Wow, Savitree. You’ve taken a complex scientific mechanism and turned it into a deeply human, cautionary, yet hopeful story. We can't always avoid the storm, but knowing that our cellular survival depends entirely on how fast we manually override and 'come back home' to presence is incredibly empowering.

Savitree Kaur's avatar

Thank you and yes. We just need to keep coming back home instead of beating ourselves up. Or down regulating and calling that normal. These aren’t just wellness tools that we try and practice when we have time. They’re imperatives for a good life.
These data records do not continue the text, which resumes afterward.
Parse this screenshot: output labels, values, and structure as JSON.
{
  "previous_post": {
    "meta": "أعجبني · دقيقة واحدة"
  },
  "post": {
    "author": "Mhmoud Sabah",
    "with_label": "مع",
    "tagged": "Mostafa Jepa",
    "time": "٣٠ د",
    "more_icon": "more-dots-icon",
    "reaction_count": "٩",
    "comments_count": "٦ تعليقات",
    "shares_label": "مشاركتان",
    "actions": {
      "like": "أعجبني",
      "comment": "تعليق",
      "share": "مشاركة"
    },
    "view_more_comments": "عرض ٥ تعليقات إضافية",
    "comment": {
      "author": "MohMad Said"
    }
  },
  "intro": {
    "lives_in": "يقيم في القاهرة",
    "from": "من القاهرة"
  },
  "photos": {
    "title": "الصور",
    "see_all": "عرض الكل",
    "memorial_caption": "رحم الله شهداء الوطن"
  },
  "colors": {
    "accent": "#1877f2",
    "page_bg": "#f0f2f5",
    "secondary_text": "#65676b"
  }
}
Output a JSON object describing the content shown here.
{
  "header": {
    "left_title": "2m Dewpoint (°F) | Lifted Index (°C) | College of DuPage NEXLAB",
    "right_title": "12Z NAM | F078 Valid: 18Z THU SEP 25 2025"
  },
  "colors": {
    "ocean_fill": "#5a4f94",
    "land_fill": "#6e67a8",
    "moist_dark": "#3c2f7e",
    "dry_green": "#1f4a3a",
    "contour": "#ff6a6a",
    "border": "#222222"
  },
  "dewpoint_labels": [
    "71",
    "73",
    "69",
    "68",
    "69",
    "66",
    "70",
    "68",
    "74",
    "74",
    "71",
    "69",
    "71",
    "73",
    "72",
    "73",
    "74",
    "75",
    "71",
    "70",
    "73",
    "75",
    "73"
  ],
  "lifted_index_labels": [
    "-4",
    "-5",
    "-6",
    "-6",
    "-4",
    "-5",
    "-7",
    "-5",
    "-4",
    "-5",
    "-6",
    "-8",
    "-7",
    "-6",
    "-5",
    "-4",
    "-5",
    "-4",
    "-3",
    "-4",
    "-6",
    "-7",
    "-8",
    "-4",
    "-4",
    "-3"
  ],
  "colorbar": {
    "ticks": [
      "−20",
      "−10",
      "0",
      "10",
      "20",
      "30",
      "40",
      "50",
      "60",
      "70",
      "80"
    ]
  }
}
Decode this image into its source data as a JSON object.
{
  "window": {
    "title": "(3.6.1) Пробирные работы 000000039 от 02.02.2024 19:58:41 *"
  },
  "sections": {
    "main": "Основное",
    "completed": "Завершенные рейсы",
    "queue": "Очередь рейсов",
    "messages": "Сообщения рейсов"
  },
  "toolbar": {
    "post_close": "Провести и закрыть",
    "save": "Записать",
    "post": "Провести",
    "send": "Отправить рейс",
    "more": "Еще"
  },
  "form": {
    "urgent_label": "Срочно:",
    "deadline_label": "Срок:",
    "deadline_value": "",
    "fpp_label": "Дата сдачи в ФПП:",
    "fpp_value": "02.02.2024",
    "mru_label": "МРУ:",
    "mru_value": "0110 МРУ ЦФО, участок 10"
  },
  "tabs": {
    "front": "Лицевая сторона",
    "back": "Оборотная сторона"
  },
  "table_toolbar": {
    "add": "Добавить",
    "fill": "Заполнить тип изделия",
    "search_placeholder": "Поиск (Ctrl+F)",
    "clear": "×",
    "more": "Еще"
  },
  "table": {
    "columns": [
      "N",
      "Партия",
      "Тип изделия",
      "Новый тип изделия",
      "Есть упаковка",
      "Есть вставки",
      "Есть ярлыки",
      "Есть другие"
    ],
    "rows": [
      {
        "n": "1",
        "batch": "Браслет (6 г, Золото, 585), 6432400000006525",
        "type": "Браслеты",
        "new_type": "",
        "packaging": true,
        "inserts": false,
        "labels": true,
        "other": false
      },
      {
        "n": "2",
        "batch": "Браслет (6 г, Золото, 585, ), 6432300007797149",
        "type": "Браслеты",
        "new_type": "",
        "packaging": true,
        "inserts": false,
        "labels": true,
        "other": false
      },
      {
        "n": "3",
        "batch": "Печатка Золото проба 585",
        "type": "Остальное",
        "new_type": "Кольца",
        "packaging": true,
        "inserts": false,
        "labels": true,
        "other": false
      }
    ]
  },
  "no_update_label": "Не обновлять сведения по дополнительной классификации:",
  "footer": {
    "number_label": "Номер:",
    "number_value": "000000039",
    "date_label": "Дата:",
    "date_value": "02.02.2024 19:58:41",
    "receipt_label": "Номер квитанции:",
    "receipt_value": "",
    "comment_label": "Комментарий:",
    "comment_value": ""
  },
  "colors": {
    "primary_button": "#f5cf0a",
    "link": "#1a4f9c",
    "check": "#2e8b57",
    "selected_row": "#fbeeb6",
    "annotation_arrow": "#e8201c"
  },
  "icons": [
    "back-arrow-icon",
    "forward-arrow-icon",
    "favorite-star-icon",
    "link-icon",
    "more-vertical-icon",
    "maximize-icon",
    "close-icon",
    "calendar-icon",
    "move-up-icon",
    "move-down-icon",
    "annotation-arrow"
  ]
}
It was a difficult piece to write, so I appreciate your words that much more. 🙏

Dr. Jane Bormeister's avatar

can only imagine how much of your heart went into writing this, Savitree. The vulnerability you poured into it is exactly why it resonates so deeply.

Julie Lambert's avatar

If I had to make a choice between a warm breakfast or a warm lunch, which one is going to be more beneficial?

Savitree Kaur's avatar

By warm lunch, are you asking literally which to make warm if I had to choose one? The answer would be both. Because of how much energy cold takes the body to process, and both meals leave a lot of day ahead of me to live, and I’d rather be in a lighter, clearer, calmer state for it. This question asks where I’m willing to pay the Negotiation Tax, and I’m not willing. You get to decide for yourself if you are. Experiment with it and listen to your body. Make sure your body signals are online first when you do. Many of us have sufficiently numbed to override them to get through the grind.

Julie Lambert's avatar

yes, that is my question. I hear what you're saying. I don't have a lot of breakfast recipes for warm foods and I usually alternate between oatmeal with hemp, flax, chia, walnuts or eggs with avocado or kimchi, but it's getting rather dull.

Savitree Kaur's avatar

Soft boiled eggs or scrambled on a piece of sourdough with a light ghee spread with fresh black pepper. You can also do a bone broth or miso soup with some wakame or spinach. Add basmati rice or rolled oats for more substance. Heating up leftover soup or fish (grilled, no heavy sauce) from yesterdays lunch or dinner is always a nice option. Rice with kimchi and avocado wrapped in nori. Stewed apples with ginger, cardamom, and cinnamon.